Chinese Farmers Lead Revolt Against Polluters

Echoing the peasant revolutions that led to the creation of modern China, farmers are rising up against the factories they accuse of contaminating rivers and destroying their livelihoods.

2 minute read

January 9, 2008, 11:00 AM PST

By Michael Dudley


"In 2005, China was shaken by 51,000 pollution-triggered "public disturbances" -- demonstrations or riots of a hundred or more people protesting the contamination of rivers and farms -- according to the government's own statistics. (The real figures are almost certainly higher.) The Ministry of Public Security has ranked pollution among the top five threats to China's peace and stability.

One hotbed of such environmental unrest is Hunan Province, a former stronghold of Sun Yat-Sen's anti-imperial forces and the birthplace of Mao Zedong. This southern province has twice nurtured agitated peasant movements that have risen against the central government.

In 2001, a chemical processing plant opened less than a mile from [Chen Li Feng's] farm...By 2003, Chen and other villagers had compiled a troubling list of problems that had materialized since the factory opened.
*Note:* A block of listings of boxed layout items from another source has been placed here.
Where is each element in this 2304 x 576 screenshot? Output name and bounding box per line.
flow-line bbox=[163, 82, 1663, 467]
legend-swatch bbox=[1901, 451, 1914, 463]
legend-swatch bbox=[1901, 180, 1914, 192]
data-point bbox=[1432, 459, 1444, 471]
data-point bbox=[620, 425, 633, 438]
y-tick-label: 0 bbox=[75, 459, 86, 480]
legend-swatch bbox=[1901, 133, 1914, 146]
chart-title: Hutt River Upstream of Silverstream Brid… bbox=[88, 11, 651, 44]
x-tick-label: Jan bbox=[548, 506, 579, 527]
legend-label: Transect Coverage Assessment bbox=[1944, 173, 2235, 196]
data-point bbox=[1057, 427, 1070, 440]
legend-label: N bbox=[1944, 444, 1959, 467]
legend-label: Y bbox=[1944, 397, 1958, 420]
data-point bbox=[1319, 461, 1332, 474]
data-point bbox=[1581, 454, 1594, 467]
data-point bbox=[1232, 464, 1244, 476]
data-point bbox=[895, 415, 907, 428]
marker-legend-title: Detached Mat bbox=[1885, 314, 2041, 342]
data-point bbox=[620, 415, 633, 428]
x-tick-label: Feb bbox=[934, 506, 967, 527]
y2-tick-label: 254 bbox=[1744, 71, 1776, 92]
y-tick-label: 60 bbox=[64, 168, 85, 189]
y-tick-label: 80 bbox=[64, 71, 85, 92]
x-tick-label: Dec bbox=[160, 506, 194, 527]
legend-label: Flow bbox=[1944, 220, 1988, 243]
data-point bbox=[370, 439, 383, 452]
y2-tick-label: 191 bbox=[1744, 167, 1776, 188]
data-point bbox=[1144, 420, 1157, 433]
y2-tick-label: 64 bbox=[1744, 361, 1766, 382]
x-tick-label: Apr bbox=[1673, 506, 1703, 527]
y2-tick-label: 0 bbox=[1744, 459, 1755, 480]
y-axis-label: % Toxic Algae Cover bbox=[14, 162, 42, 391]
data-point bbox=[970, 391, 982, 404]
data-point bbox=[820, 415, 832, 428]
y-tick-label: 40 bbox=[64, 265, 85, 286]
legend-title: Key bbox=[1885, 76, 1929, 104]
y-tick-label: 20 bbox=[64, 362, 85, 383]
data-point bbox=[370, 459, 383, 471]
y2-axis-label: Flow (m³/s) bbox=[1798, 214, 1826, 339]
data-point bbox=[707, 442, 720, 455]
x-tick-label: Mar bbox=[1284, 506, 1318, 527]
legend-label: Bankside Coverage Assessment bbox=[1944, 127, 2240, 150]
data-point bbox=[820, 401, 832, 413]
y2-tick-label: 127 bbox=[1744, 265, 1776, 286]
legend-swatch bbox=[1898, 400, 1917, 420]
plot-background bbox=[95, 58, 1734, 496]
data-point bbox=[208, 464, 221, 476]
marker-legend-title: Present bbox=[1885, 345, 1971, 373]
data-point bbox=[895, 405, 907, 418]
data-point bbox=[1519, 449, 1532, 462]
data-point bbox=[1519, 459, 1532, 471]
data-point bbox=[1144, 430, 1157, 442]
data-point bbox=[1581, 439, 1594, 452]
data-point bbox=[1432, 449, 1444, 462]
Dozens of people reported stomach pains, migraine headaches, and vomiting. Local media reported ten new cases of cancer among people who lived within a mile and a half of the factory -- an alarming number for a village of only a few hundred people.

Farmers watched their cattle die and rice yields decline. Chen and other villagers believed that wastewater discharged from the factory had poisoned the Xiang River, a source for drinking water and irrigation, and that the dark smoke rising from the plant's chimney had fouled the air.

Having exhausted peaceful channels, the villagers turned to force. Twice in the summer of 2004, more than a hundred residents marched onto factory grounds to disconnect its electricity. Chen Li Fang organized the second effort. She split the villagers into two groups, with the first storming the front gates, the second approaching from behind. The manager cowered in his office and called the police. Someone ripped the power-supply unit off the wall. The factory was shut down for three days before the equipment could be replaced.

...At the moment, China's officials face what may appear to them to be an uneasy choice: allow citizens to use [environmental protection] laws to their fullest extent, or risk a precipitous rise in protests."